Opioid (Narcotic) Pain Medications

Opioid (Narcotic) Pain Medications

Opioid (Narcotic) Pain Medications

Opioid (Narcotic) Pain Medications

When you have a mild headache or muscle ache, an over-the-counter pain reliever will usually suffice. However, if your pain is severe, your doctor may advise you to take something stronger, such as a prescription opioid.

Opioids are a class of narcotic pain relievers. If you don’t use them correctly, they can have serious side effects. People who are addicted to opioids frequently began with a prescription.

If you need to take opioids to control your pain, here are some precautions you can take to ensure you’re doing so safely.

How Opioids Work

Opioid drugs bind to opioid receptors in the brain, spinal cord, and other organs. They inform your brain that you are not in pain.

They’re used to treat moderate to severe pain that hasn’t responded well to other pain relievers.

Opioid drugs include:

  • Codeine (only available in generic form)
  • Fentanyl (Actiq, Abstral, Duragesic, Fentora)
  • Hydrocodone (Hysingla, Zohydro ER)
  • Hydrocodone/acetaminophen (Lorcet, Lortab, Norco, Vicodin)
  • Hydromorphone (Dilaudid, Exalgo)
  • Meperidine (Demerol)
  • Methadone (Dolophine, Methadose)
  • Morphine (Kadian, MS Contin, Morphabond)
  • Oliceridine (Olynvik)
  • Oxycodone

Your doctor can prescribe most of these drugs to take by mouth. Fentanyl is available in a patch. A patch allows the medication to be absorbed through the skin.

 

Working With Your Doctor

You’ll need a prescription from your doctor before you start taking opioids. The doctor can adjust the dose as needed to help control pain.

You may receive around-the-clock doses to manage pain throughout the day and night. And your doctor may prescribe opioids to be taken “as needs” in case you have “breakthrough” pain — a flare of pain that you get despite round-the-clock doses.

While you’re on opioid pain medications, check in with your doctor regularly. Your doctor will need to know:

  • How your pain is responding to the drug
  • Whether you’re having any side effects
  • If you have any potential interactions or medical conditions that could make you more likely to have side effects, such as sleep apnea, alcohol use, or kidney problems
  • Whether you’re taking the drug properly

Never change or discontinue any opioid medication without first consulting your doctor. If a pain reliever isn’t working as well as it should, your doctor may change the dose, add more, or try a different medication.

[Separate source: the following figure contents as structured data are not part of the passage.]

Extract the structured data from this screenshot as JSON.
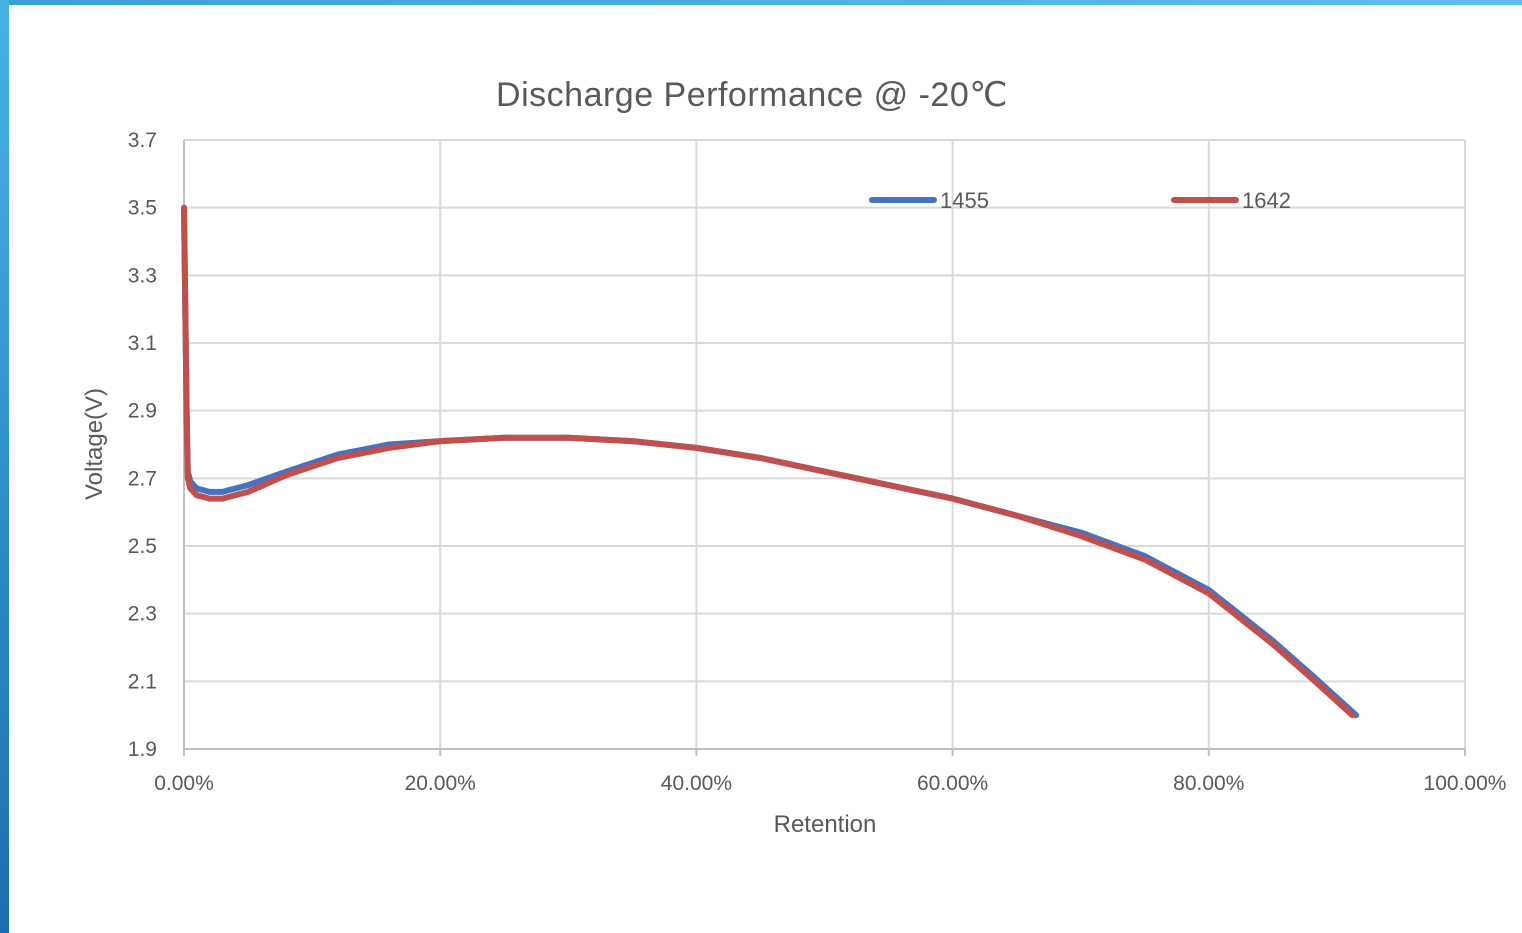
{
  "chart_data": {
    "type": "line",
    "title": "Discharge Performance  @ -20℃",
    "xlabel": "Retention",
    "ylabel": "Voltage(V)",
    "xlim": [
      0,
      100
    ],
    "ylim": [
      1.9,
      3.7
    ],
    "x_ticks": [
      "0.00%",
      "20.00%",
      "40.00%",
      "60.00%",
      "80.00%",
      "100.00%"
    ],
    "y_ticks": [
      "1.9",
      "2.1",
      "2.3",
      "2.5",
      "2.7",
      "2.9",
      "3.1",
      "3.3",
      "3.5",
      "3.7"
    ],
    "grid": true,
    "legend_position": "top-right",
    "series": [
      {
        "name": "1455",
        "color": "#4472C4",
        "x": [
          0,
          0.1,
          0.2,
          0.3,
          0.5,
          1,
          2,
          3,
          5,
          8,
          12,
          16,
          20,
          25,
          30,
          35,
          40,
          45,
          50,
          55,
          60,
          65,
          70,
          75,
          80,
          85,
          88,
          91.5
        ],
        "y": [
          3.5,
          3.2,
          2.9,
          2.72,
          2.69,
          2.67,
          2.66,
          2.66,
          2.68,
          2.72,
          2.77,
          2.8,
          2.81,
          2.82,
          2.82,
          2.81,
          2.79,
          2.76,
          2.72,
          2.68,
          2.64,
          2.59,
          2.54,
          2.47,
          2.37,
          2.22,
          2.12,
          2.0
        ]
      },
      {
        "name": "1642",
        "color": "#C0504D",
        "x": [
          0,
          0.1,
          0.2,
          0.3,
          0.5,
          1,
          2,
          3,
          5,
          8,
          12,
          16,
          20,
          25,
          30,
          35,
          40,
          45,
          50,
          55,
          60,
          65,
          70,
          75,
          80,
          85,
          88,
          91.2
        ],
        "y": [
          3.5,
          3.2,
          2.9,
          2.7,
          2.67,
          2.65,
          2.64,
          2.64,
          2.66,
          2.71,
          2.76,
          2.79,
          2.81,
          2.82,
          2.82,
          2.81,
          2.79,
          2.76,
          2.72,
          2.68,
          2.64,
          2.59,
          2.53,
          2.46,
          2.36,
          2.21,
          2.11,
          2.0
        ]
      }
    ]
  }
}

When you’re ready to stop using opioids, your doctor may help you wean yourself off of them gradually if you’ve been using them for a long time to give your body time to adjust. Otherwise, you may have withdrawal symptoms.

 

Opioid Side Effects

One of the reasons why your doctor needs to manage pain medications so closely is that they can cause side effects, such as:

  • Constipation
  • Drowsiness
  • Nausea and vomiting
  • The drugs lubiprostone (Amitiza), methylnaltrexone (Relistor), naldemedine (Symproic), and naloxegol (Movantik) are approved to treat constipation due to opioid use in those with chronic pain.

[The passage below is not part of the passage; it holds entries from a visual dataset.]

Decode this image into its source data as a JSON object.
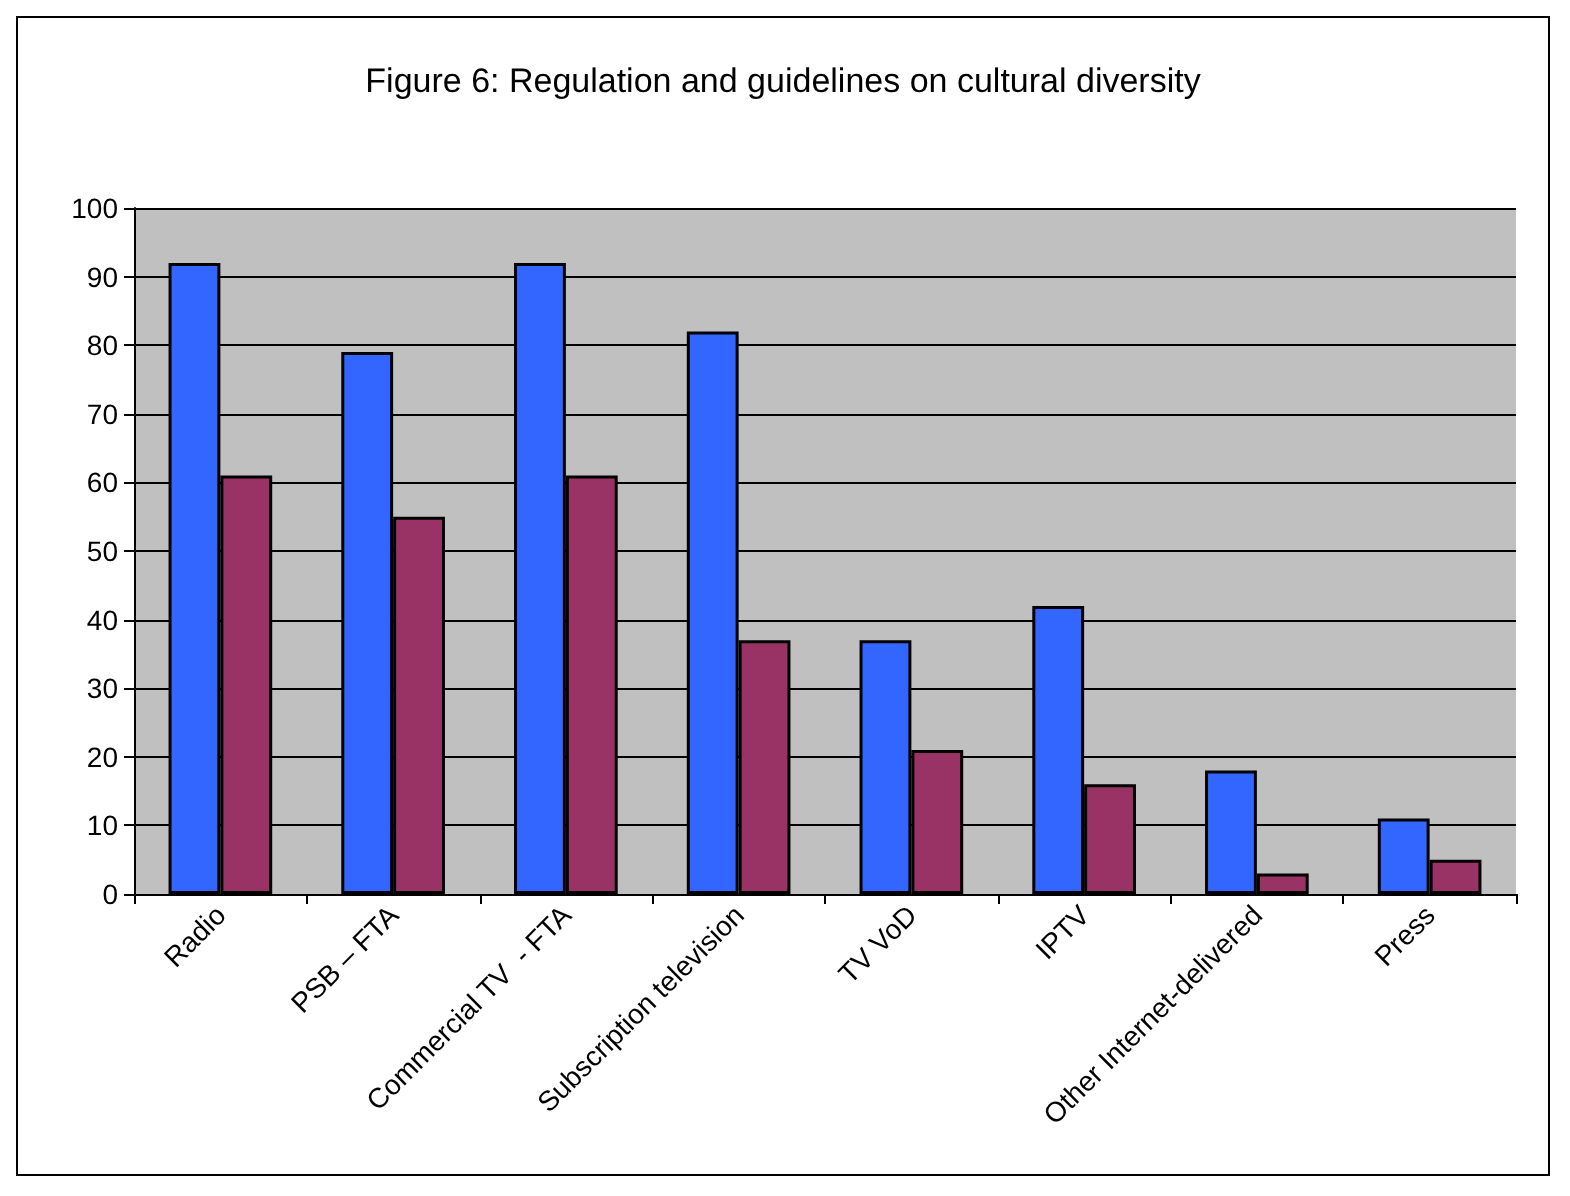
{
  "chart_data": {
    "type": "bar",
    "title": "Figure 6: Regulation and guidelines on cultural diversity",
    "categories": [
      "Radio",
      "PSB – FTA",
      "Commercial TV  - FTA",
      "Subscription television",
      "TV VoD",
      "IPTV",
      "Other Internet-delivered",
      "Press"
    ],
    "series": [
      {
        "color": "#3366ff",
        "values": [
          92,
          79,
          92,
          82,
          37,
          42,
          18,
          11
        ]
      },
      {
        "color": "#993366",
        "values": [
          61,
          55,
          61,
          37,
          21,
          16,
          3,
          5
        ]
      }
    ],
    "ylim": [
      0,
      100
    ],
    "yticks": [
      0,
      10,
      20,
      30,
      40,
      50,
      60,
      70,
      80,
      90,
      100
    ],
    "grid": "y"
  }
}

Opioids can be dangerous if you take them with alcohol, or with certain drugs such as:

  • Some antidepressants and anxiety medications (particularly benzodiazepines such as alprazolam, ativan and clonazpam)
  • Some antibiotics
  • Sleeping pills

Make sure your doctor knows all of the other medicines you’re taking.

 

Opioid Tolerance and Addiction

After taking opioid pain medication for a while, you might find that you need more and more of the drug to achieve the same effect in easing pain. We call this tolerance. It’s not the same as addiction, which involves a compulsive use of a drug.

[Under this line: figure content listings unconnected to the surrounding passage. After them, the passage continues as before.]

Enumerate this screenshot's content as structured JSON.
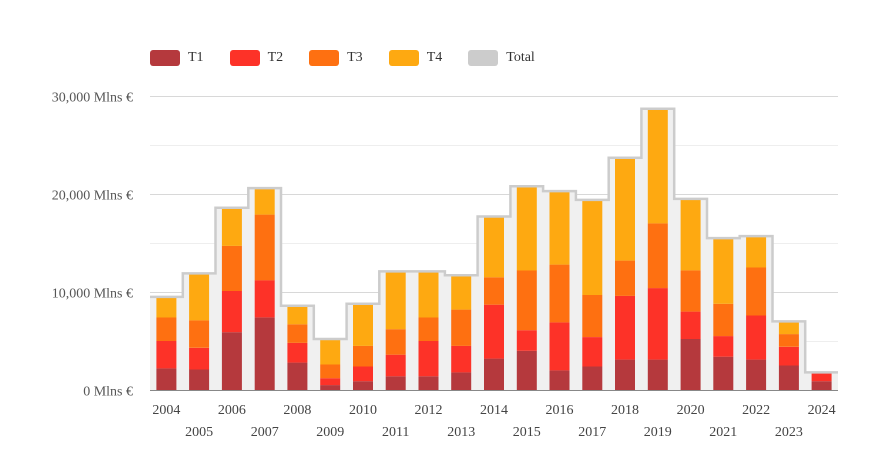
{
  "chart_data": {
    "type": "bar",
    "stacked": true,
    "categories": [
      "2004",
      "2005",
      "2006",
      "2007",
      "2008",
      "2009",
      "2010",
      "2011",
      "2012",
      "2013",
      "2014",
      "2015",
      "2016",
      "2017",
      "2018",
      "2019",
      "2020",
      "2021",
      "2022",
      "2023",
      "2024"
    ],
    "series": [
      {
        "name": "T1",
        "color": "#b5393d",
        "values": [
          2200,
          2100,
          5900,
          7400,
          2800,
          500,
          900,
          1400,
          1400,
          1800,
          3200,
          4000,
          2000,
          2400,
          3100,
          3100,
          5200,
          3400,
          3100,
          2500,
          900
        ]
      },
      {
        "name": "T2",
        "color": "#fd3228",
        "values": [
          2800,
          2200,
          4200,
          3800,
          2000,
          700,
          1500,
          2200,
          3600,
          2700,
          5500,
          2100,
          4900,
          3000,
          6500,
          7300,
          2800,
          2100,
          4500,
          1900,
          900
        ]
      },
      {
        "name": "T3",
        "color": "#fe7011",
        "values": [
          2400,
          2800,
          4600,
          6700,
          1900,
          1400,
          2100,
          2600,
          2400,
          3700,
          2800,
          6100,
          5900,
          4300,
          3600,
          6600,
          4200,
          3300,
          4900,
          1300,
          0
        ]
      },
      {
        "name": "T4",
        "color": "#fea911",
        "values": [
          2100,
          4800,
          3900,
          2700,
          1900,
          2600,
          4300,
          5900,
          4700,
          3500,
          6200,
          8600,
          7500,
          9700,
          10500,
          11600,
          7300,
          6700,
          3200,
          1300,
          0
        ]
      }
    ],
    "total": {
      "name": "Total",
      "color": "#cccccc",
      "values": [
        9500,
        11900,
        18600,
        20600,
        8600,
        5200,
        8800,
        12100,
        12100,
        11700,
        17700,
        20800,
        20300,
        19400,
        23700,
        28700,
        19500,
        15500,
        15700,
        7000,
        1800
      ]
    },
    "y_ticks": [
      {
        "value": 0,
        "label": "0 Mlns €"
      },
      {
        "value": 10000,
        "label": "10,000 Mlns €"
      },
      {
        "value": 20000,
        "label": "20,000 Mlns €"
      },
      {
        "value": 30000,
        "label": "30,000 Mlns €"
      }
    ],
    "ylim": [
      0,
      30000
    ],
    "legend_position": "top-left",
    "grid": true
  }
}
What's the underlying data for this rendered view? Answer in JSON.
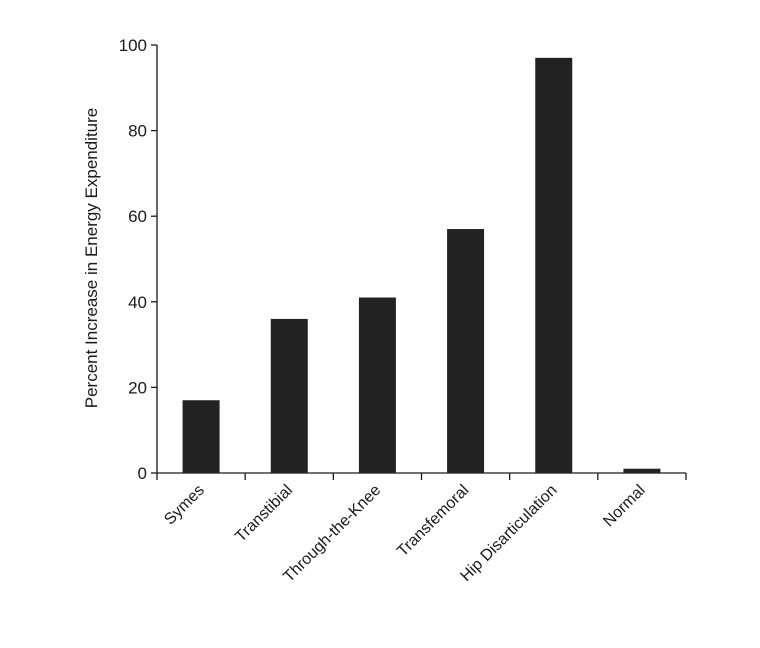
{
  "chart_data": {
    "type": "bar",
    "title": "",
    "xlabel": "",
    "ylabel": "Percent Increase in Energy Expenditure",
    "categories": [
      "Symes",
      "Transtibial",
      "Through-the-Knee",
      "Transfemoral",
      "Hip Disarticulation",
      "Normal"
    ],
    "values": [
      17,
      36,
      41,
      57,
      97,
      1
    ],
    "ylim": [
      0,
      100
    ],
    "yticks": [
      "0",
      "20",
      "40",
      "60",
      "80",
      "100"
    ],
    "grid": false,
    "legend": "none",
    "bar_color": "#222222"
  }
}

When you use opioid medication over an extended period of time, you can have dependence. This can happen when your body becomes so used to the drug that if you abruptly stop taking it, you get withdrawal symptoms such as:

  • Diarrhea, nausea, and vomiting
  • Muscle pain
  • Anxiety
  • Irritability

You can also get a serious addiction to opioid pain medications. People who are addicted compulsively seek out the pain medications. Their behavior usually leads to negative consequences in their personal lives or workplace. They may take someone else’s pills or buy them off the street, which is especially dangerous since those drugs are often laced with lethal amounts of fentanyl. Learn more about what can happen when opioid addiction goes untreated.

Should You Take Opioid Pain Medications?

Opioids can make a dramatic difference to people with moderate to severe pain. These drugs can be an effective therapy — as long as you use them safely and follow your doctor’s instructions carefully.